— Вот видите, не можете простого… Давайте в кадр Ю. В., а с вами завтра попробуем еще раз.
Я заперлась в купе и смотрела-смотрела, как мелькают однообразные столбы на бескрайней снежной степи. Столбы разные, то высокие, то вместе с проводами резко уходят к земле, то опять устремляются ввысь. Это белое поле — моя жизнь. А эти неровные разновысокие столбы — мои годы, роли. Если сейчас будет три одинаковых столба, я эту роль сделаю вопреки всему. Нет столбов одинаковых. Но есть дух и что-то в запасниках, до которых пока не добирались обстоятельства. А поезд ползет тридцать километров туда — остановка, открыли шлагбаум, — и тридцать километров обратно. И так всю ночь и весь день. Ну, что будем делать? Да и что, в конце концов за драма? Разве для меня новость, что меня не принимают? Почему я должна быть всем мила и симпатична? Я же не серебряный полтинник, чтобы просто так всем нравиться? А! Вы так любите? Так заработайте. Да и не самое тяжкое это из всего, что было в жизни. Ну вспомните то, что, может быть, мало кто в группе пережил… Ну, ну, поднапрягитесь… Война, голод, немцы, трупы, виселицы, расстрелы, моя молодая мама и оптимизм в ее глазах в самые, казалось бы, гибельные минуты. Ну?.. Наконец-то вытащим на свет божий этот ценный груз, и сколько ролей — женщин войны — оживут на экране… А сейчас надо говорить так: «Милый Алеша! Спасибо, что меня вспомнил и пригласил на пробу. И пусть она не из удачных, пусть я тебе не желанна. Но я здесь, на съемочной площадке, — это главное. Ну, не могу, ей богу не могу зарыдать так прекрасно-уродливо, как это делает Сара Майлз. Ну что тут поделаешь, ее бы в мои условия, она тоже бы подсуетилась… Но я понимаю, что в том английском фильме так потрясло — неординарность актрисы, ее экстремизм, ну что-то из этого ряда. Не могу точнее. Но знаю, в искусстве меня всегда притягивало нечто такое взрывчатое, такое, ну, „не як у людей“, а где было это пробовать, где выражать? Ты же сам знаешь, Алеша, какими были мои дела…»
Наутро следующего дня, кроме лаконично-вежливого «доброе утро», «спасибо», «пожалуйста» — никому ни слова не сказала. Но та ночь решила все. Я не сомкнула глаз и огромным усилием воли перекроила себя навыворот. Обидные мучения в душе загасила холодной водой, и если бы надо было пройти по горячим углям босиком — прошла бы и ничего не почувствовала. Вечером того же дня я опять стояла на том же месте, прикуривала от керосиновой лампочки, для чего приподнималась на носки так, чтобы видна была штопка на чулке, ну, а потом… рыдала.

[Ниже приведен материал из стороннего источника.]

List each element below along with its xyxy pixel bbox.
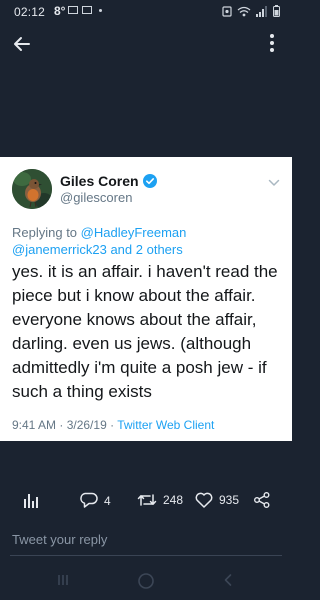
home-button[interactable] [137, 572, 155, 595]
display-name[interactable]: Giles Coren [60, 173, 139, 189]
battery-icon [273, 5, 280, 20]
replying-to-label: Replying to [12, 225, 78, 240]
analytics-icon [24, 494, 38, 508]
status-temperature: 8° [54, 4, 66, 18]
dot-icon [99, 8, 102, 12]
chevron-down-icon [268, 179, 280, 186]
like-count: 935 [219, 493, 240, 507]
reply-compose: Tweet your reply [0, 528, 292, 556]
share-button[interactable] [254, 492, 270, 508]
signal-icon [256, 5, 268, 20]
reply-icon [80, 492, 98, 508]
top-bar [0, 24, 292, 64]
name-row: Giles Coren [60, 173, 157, 189]
tweet-menu-button[interactable] [268, 175, 280, 186]
reply-button[interactable]: 4 [80, 492, 111, 509]
verified-badge-icon [142, 174, 157, 188]
system-nav-bar [0, 566, 292, 596]
avatar[interactable] [12, 169, 52, 209]
notification-icons [68, 6, 102, 14]
tweet-client-link[interactable]: Twitter Web Client [117, 418, 214, 432]
notification-icon [82, 6, 92, 14]
recent-apps-icon [58, 575, 68, 585]
divider [10, 555, 282, 556]
meta-separator: · [106, 418, 118, 432]
more-options-button[interactable] [262, 30, 282, 56]
more-vertical-icon [270, 34, 274, 52]
alarm-icon [222, 5, 232, 20]
tweet-date: 3/26/19 [66, 418, 107, 432]
arrow-left-icon [14, 37, 30, 51]
status-bar: 02:12 8° [0, 0, 292, 24]
retweet-icon [137, 494, 157, 506]
recent-apps-button[interactable] [56, 572, 70, 593]
back-button[interactable] [10, 32, 34, 56]
notification-icon [68, 6, 78, 14]
tweet-actions: 4 248 935 [0, 488, 292, 516]
heart-icon [195, 492, 213, 508]
tweet-time: 9:41 AM [12, 418, 57, 432]
reply-count: 4 [104, 493, 111, 508]
home-icon [138, 573, 154, 589]
retweet-button[interactable]: 248 [137, 492, 183, 508]
like-button[interactable]: 935 [195, 492, 239, 508]
robin-avatar-icon [12, 169, 52, 209]
reply-input[interactable]: Tweet your reply [12, 532, 107, 547]
replying-to-line: Replying to @HadleyFreeman @janemerrick2… [12, 224, 280, 258]
meta-separator: · [56, 418, 67, 432]
tweet-card: Giles Coren @gilescoren Replying to @Had… [0, 157, 292, 441]
back-nav-button[interactable] [222, 572, 234, 593]
tweet-text: yes. it is an affair. i haven't read the… [12, 262, 278, 401]
status-time: 02:12 [14, 5, 46, 19]
retweet-count: 248 [163, 493, 184, 507]
user-handle[interactable]: @gilescoren [60, 190, 132, 205]
tweet-meta: 9:41 AM · 3/26/19 · Twitter Web Client [12, 418, 214, 432]
analytics-button[interactable] [24, 492, 38, 508]
share-icon [254, 492, 270, 508]
wifi-icon [237, 6, 251, 20]
chevron-left-icon [224, 574, 232, 586]
system-icons [222, 5, 280, 20]
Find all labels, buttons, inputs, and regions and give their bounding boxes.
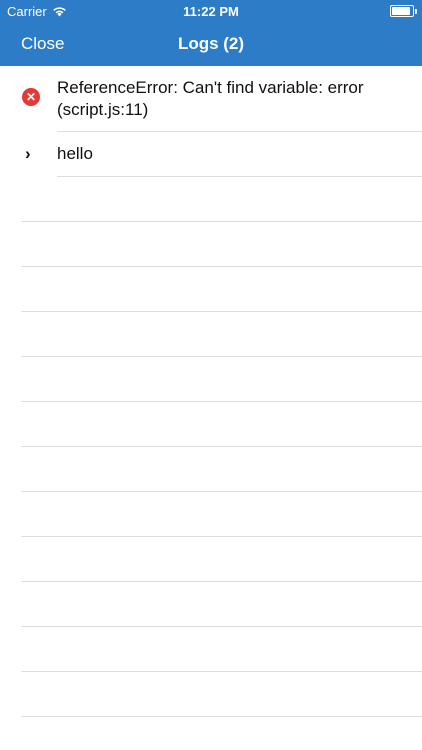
page-title: Logs (2) <box>177 34 245 53</box>
empty-row <box>21 537 422 582</box>
battery-level <box>392 7 410 15</box>
empty-row <box>21 447 422 492</box>
empty-row <box>21 177 422 222</box>
chevron-right-icon: › <box>25 144 31 163</box>
nav-bar: Close Logs (2) <box>0 22 422 66</box>
empty-row <box>21 672 422 717</box>
empty-row <box>21 357 422 402</box>
empty-row <box>21 222 422 267</box>
row-separator <box>57 176 422 177</box>
log-entry-log[interactable]: › hello <box>0 132 422 177</box>
log-message: ReferenceError: Can't find variable: err… <box>57 78 364 119</box>
empty-row <box>21 627 422 672</box>
empty-row <box>21 267 422 312</box>
log-list: ✕ ReferenceError: Can't find variable: e… <box>0 66 422 750</box>
battery-icon <box>390 5 417 17</box>
log-entry-error[interactable]: ✕ ReferenceError: Can't find variable: e… <box>0 66 422 132</box>
log-message: hello <box>57 144 93 163</box>
top-bar: Carrier 11:22 PM Close Logs (2) <box>0 0 422 66</box>
empty-row <box>21 312 422 357</box>
error-circle-icon: ✕ <box>22 88 40 106</box>
status-bar: Carrier 11:22 PM <box>0 0 422 22</box>
status-time: 11:22 PM <box>183 4 239 19</box>
empty-row <box>21 582 422 627</box>
empty-row <box>21 492 422 537</box>
empty-row <box>21 402 422 447</box>
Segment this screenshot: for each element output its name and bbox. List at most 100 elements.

Алексей Герман. Но сначала вопрос: страдала, что больше не снималась у него? Нет. Уж очень мы разные. Интересен этот художник? Это совершенно особый режиссер. Он не подходит ни под одну мерку. И, как каждый особенно одаренный человек, он особенный. Как он сумел досконально, художественно-документально возродить атмосферу прошлого! Равных ему в этом, пожалуй, нет. Во всяком случае, в тот, 1975 год в нашем кино это отметили все. Всю массовку он готовил и просматривал непременно сам, всех знал в лицо, каждому подбирал индивидуальный костюм. Иногда от лица, которое его чем-то поражало, мог перестроить эпизод или придумать новый. Когда он искал костюм особенно полюбившемуся человеку из массовки, его детское лицо с ямочками на щеках становилось счастливо-суровым. Я тайком любовалась его внутренним свечением. Я его уже нежно любила, хотя ни в откровения, ни в дружбу не бросалась никогда. Я постоянно помнила: никаких расслаблении. Никаких распростертых объятий. Сыграть роль вопреки всем ожиданиям. Не ждут — сыграть. Но если в роли что-то удалось, то прежде всего оттого, что в той «германовской» атмосфере нельзя было не заиграть.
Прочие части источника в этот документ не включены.